Sonuç olarak Anayasaya göre yayım yasağı koymak yasaktır.
O zaman nasıl oluyor da Başbakanlık veya artık bundan sonra Cumhurbaşkanlığı "yayın yasağı" kararı alabiliyor ve hem de hâkim kararı olmadan ve devam eden bir dava olmadığı halde...
Radyo ve televizyon yayınları hakkında "olağanüstü dönemlerde yayınlar" ya da "kriz dönemlerinde yayınlar" ile ilgili az yukarıda açıklanan esasa getirilen bir istisna vardır. Yargıya başvurulmadan "ancak" kelimesi ile başlayan 6112 sayılı Kanunun (7). Maddesinin birinci fıkrasında son bir cümle ile yürütmeye verilmiş olan "kanuni" yetki şöyledir:
"Ancak, milli güvenliğin açıkça gerekli kıldığı hallerde yahut kamu düzeninin ciddi şekilde bozulmasına kuvvetle muhtemel olduğu durumlarda, Başbakan veya görevlendireceği bakan geçici yayın yasağı getirebilir."
Başbakan olmadığına göre; artık bu yetki Cumhurbaşkanı tarafından kullanılacak.
İşte Tekirdağ ili Çorlu'da meydana gelen tren kazası için Başbakanlık tarafından bu kanuni yetki kullanılarak "vatandaşlarımıza sunulan kamu hizmetlerinin daha verimli ve etkin sunulması amacıyla" gibi bir gerekçeyle 8 Temmuz 2018 tarihinde 21.25'de geçici yayın yasağı getirilmiştir.
Geçici yayın yasağı kararı bir gün sonra saat 06.40'da bitirilmiş ve Başbakanlığın 09.07.2018 tarihli ve 47135 sayılı kararı ile kaldırılmıştır.
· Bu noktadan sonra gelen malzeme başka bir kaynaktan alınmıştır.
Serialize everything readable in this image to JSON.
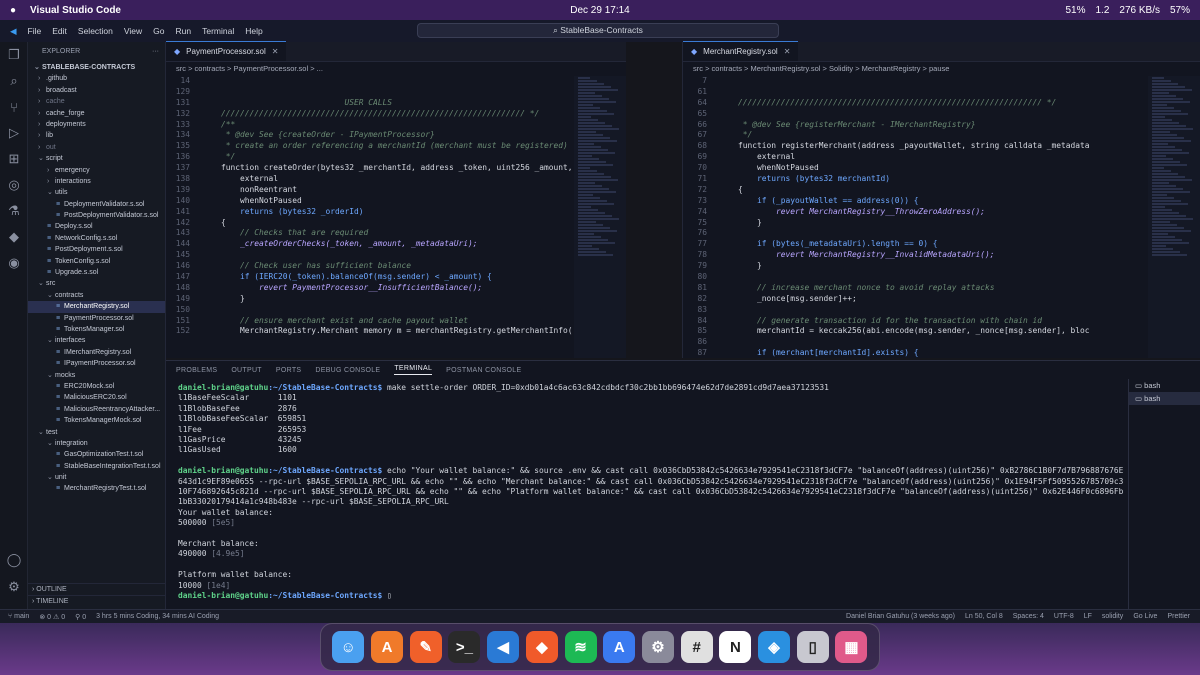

Benzeri birçok örnek bulabilirsiniz. Hatta yayın yasaklarına rağmen yapılan yayınlarda çoktur. Basın Kanunun 3. Maddesi basın özgürlüğü başlığını taşır ve basın özgürdür.
Bu özgürlüğün içinde kamuoyunun bilgi edinme ve haber hakkı da vardır.
Çorlu tren kazasıyla ortaya çıkan gerçekler ancak basının araştırmaları ve haber yapabilmesiyle kamuoyunun haber alma, bilgi edinme hakkı sağlanabilmiştir. Yayın yasağı getirirseniz sadece basına değil kamunun bilgi edinme hakkına sansür getirmiş olursunuz.
Tıpkı Kartal'da çöken bina hakkındaki haberlere getirilen yayın yasağı suç faillerinin "hesap verebilme" sorumluluğunu önleyen sansür niteliğindedir. Devlet basının haber alma hakkını korumalıdır, yasaklamalıdır.
Artık her olaya yayın yasağı getirmekten, yayın yasakları kararlarını her olayda kullanma alışkanlığından vazgeçilmelidir. Yayın yasağı kararlarının aksine ve yargı kararına inat yayınlar sürdürülüyorsa; yargı kararlarının yok sayılarak otoritesinin yıpranmasına neden olunan böyle bir ortamdan kurtulmanın tek çaresi vardır; o da basın özgürlüğüdür.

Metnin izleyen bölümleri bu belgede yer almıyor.